Dylan Larkin has given the Red Wings a fourth approved destination. TSN reported this week that Detroit’s captain has added the Dallas Stars to the no-trade list he first submitted in June, joining Florida, Minnesota and Vegas. A week ago, Minnesota looked like the only club still actively pushing for him. Dallas gives Steve Yzerman a second real conversation and, so far, a second dead end.
The two sides have talked, but the exploratory stage went nowhere fast. Detroit asked for Wyatt Johnston as the centerpiece coming back, and Dallas said no. Neither the ask nor the refusal is a shock: Johnston is seven years younger than Larkin, is coming off a 45-goal, 86-point season, and has not missed a game in four NHL seasons, all at an $8.4 million cap hit that nearly matches Larkin’s $8.7 million. Dallas countered by offering Jason Robertson, and Yzerman passed, wary that Robertson, who filed for salary arbitration this summer, would carry no guarantee of signing long term in Detroit.
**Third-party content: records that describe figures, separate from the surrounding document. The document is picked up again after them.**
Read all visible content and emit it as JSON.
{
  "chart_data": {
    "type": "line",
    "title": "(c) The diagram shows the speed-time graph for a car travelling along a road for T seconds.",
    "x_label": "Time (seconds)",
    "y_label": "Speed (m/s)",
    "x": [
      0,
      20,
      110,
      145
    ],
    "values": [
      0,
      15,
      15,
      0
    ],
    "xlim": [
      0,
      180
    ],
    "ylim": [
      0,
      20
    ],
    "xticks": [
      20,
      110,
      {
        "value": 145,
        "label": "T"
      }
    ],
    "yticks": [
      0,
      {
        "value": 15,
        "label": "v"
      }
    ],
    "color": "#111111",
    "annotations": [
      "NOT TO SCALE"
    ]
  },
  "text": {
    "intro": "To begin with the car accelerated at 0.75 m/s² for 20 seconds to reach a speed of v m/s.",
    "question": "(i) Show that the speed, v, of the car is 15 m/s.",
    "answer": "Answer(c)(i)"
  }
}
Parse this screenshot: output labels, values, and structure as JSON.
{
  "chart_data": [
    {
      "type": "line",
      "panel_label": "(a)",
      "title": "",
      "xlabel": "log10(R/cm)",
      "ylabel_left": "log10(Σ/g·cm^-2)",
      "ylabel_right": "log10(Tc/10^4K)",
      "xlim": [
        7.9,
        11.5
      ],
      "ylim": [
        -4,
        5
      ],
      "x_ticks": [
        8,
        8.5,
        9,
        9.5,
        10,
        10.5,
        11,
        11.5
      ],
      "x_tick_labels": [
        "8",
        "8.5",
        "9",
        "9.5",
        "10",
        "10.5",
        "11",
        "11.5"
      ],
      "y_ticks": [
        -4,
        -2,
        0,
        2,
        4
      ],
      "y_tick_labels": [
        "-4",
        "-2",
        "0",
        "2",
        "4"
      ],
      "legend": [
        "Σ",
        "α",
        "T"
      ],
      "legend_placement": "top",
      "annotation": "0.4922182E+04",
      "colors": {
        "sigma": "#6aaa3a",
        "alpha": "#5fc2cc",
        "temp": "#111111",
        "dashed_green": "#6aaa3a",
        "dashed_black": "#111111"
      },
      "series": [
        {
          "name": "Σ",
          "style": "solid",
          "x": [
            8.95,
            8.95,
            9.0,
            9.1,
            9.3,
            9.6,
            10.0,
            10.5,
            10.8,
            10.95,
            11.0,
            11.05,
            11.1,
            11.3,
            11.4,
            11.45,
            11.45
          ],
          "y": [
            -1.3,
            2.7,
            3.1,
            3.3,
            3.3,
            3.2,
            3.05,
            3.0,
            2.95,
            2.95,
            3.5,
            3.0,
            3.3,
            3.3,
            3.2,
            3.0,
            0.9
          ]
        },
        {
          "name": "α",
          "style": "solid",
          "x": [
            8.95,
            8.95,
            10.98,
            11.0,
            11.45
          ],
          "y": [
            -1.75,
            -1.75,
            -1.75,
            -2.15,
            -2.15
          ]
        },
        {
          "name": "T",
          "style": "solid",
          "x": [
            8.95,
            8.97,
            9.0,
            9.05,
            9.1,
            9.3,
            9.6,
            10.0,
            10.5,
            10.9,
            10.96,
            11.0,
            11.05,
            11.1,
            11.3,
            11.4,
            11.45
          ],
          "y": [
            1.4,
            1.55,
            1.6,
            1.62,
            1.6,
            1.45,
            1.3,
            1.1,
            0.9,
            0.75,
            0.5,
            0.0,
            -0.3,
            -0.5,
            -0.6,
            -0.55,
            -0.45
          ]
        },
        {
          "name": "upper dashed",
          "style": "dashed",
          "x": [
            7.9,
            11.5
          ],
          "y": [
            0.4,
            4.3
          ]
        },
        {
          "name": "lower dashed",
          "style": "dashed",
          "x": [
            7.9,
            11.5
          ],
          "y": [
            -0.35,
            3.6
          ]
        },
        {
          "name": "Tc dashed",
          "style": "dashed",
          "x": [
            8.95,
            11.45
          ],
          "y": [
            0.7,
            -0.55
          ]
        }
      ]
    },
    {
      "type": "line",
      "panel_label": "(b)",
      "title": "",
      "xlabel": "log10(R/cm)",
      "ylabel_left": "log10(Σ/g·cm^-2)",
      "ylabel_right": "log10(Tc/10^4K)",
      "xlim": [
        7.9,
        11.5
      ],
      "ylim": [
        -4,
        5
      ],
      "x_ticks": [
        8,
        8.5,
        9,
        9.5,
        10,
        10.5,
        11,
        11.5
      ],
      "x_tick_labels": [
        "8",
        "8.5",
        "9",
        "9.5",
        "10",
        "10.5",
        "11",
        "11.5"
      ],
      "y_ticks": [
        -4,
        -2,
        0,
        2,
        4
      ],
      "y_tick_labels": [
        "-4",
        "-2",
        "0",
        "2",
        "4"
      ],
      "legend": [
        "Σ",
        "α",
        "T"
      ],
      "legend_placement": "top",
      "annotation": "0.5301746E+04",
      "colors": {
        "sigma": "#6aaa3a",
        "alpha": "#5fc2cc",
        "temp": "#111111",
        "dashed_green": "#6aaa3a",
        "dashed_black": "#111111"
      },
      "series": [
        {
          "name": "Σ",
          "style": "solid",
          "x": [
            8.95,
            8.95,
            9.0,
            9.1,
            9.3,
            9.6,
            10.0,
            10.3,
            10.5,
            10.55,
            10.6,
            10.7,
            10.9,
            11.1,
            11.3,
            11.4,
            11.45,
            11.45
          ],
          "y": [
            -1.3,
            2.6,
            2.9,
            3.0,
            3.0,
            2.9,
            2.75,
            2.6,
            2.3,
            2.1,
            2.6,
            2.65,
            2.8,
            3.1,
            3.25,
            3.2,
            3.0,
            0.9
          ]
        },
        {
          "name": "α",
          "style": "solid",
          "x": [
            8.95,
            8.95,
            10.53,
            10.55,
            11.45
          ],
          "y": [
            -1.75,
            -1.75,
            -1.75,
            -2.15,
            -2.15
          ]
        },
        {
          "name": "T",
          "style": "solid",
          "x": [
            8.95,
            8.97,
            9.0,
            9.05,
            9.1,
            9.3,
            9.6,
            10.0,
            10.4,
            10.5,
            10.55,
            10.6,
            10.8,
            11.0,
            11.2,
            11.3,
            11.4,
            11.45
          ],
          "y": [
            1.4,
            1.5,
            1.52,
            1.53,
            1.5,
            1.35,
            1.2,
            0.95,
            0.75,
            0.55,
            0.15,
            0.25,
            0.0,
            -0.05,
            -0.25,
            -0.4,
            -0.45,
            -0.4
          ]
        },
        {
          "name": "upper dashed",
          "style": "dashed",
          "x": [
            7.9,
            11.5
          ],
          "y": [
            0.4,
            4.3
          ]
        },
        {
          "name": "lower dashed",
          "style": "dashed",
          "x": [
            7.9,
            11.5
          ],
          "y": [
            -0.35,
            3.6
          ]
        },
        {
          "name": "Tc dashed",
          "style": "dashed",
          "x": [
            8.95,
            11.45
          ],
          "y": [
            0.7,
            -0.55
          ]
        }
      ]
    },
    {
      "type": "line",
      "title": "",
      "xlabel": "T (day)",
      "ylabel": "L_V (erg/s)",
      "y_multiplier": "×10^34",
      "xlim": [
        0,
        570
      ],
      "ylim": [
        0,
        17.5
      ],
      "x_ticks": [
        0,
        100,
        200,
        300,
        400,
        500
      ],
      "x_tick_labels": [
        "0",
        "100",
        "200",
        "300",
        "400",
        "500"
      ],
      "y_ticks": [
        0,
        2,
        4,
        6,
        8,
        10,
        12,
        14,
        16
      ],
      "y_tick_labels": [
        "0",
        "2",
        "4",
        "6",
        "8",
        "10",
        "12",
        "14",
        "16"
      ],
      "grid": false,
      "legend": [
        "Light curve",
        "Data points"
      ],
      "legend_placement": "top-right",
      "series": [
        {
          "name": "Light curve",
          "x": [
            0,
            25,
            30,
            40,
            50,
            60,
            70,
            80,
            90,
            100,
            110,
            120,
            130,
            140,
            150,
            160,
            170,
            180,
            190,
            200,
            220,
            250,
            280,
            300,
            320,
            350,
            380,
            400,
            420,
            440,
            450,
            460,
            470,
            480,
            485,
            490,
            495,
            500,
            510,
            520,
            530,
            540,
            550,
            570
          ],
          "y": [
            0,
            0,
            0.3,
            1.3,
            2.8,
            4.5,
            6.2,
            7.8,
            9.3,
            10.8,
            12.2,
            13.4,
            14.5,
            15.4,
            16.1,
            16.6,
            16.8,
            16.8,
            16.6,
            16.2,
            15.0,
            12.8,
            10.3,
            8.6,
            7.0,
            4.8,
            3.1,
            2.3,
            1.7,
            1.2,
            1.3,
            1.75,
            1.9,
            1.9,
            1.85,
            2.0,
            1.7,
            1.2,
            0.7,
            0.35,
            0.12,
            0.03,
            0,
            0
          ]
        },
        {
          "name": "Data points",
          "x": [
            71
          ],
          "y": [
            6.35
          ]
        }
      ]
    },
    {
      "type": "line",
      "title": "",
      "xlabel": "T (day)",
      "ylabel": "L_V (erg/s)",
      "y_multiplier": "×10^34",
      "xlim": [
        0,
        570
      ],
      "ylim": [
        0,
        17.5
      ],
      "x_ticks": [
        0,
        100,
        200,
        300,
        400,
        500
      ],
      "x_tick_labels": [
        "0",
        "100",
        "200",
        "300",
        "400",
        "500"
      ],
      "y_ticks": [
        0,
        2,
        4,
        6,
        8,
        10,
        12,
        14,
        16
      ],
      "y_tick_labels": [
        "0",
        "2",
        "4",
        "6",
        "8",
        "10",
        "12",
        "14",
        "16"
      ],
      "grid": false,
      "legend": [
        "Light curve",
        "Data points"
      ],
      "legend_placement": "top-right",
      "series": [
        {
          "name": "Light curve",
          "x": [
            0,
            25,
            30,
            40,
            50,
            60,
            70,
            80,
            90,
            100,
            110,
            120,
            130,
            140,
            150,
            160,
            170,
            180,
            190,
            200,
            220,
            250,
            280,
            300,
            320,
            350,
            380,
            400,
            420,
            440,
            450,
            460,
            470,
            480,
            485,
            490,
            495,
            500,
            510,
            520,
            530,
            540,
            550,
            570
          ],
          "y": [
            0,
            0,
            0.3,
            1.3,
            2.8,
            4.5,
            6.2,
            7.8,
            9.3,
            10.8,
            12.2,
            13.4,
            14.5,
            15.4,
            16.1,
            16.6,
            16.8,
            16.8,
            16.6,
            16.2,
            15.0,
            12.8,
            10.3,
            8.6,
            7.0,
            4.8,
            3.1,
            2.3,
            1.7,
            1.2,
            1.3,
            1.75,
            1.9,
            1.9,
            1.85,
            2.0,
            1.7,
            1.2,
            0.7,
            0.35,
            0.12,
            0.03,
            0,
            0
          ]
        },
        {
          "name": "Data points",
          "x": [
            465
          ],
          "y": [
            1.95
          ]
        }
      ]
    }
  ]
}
The money is the whole problem. Dallas has about $10.6 million in cap space, per PuckPedia, but nearly all of it is spoken for by Robertson, whose arbitration hearing is set for July 25. Until that number lands, the Stars cannot seriously absorb Larkin’s five remaining years at $8.7 million, and Detroit has shown no interest in lowering its asking price to solve someone else’s cap crunch. The July 25 hearing effectively becomes the deadline: a Larkin-to-Dallas deal either takes shape before Robertson’s case is decided, or it likely waits.
For a rebuild that has spent two years preaching patience, holding the line here fits how Yzerman has operated. He is not going to move a franchise center for less than he thinks it is worth, and rosters are close enough to set that Larkin opening the season in Detroit is a real outcome rather than a negotiating bluff. The captain has made his preferences clear; the general manager has made his price clear. Neither has blinked.
For fantasy managers, Larkin’s outlook barely moves with the trade talk. Wherever he plays, he is a first-line center on the top power-play unit, and none of the destinations on his list would push him down a depth chart; a move to Dallas, Vegas or Florida might even upgrade his supporting cast. The name to watch is Johnston, whose keeper value only climbs the longer Dallas refuses to part with him, because a 45-goal season at 22 is exactly the kind of asset that anchors a dynasty roster. Robertson’s arbitration is the one to track: his new cap number will decide whether Dallas can add at all before the season.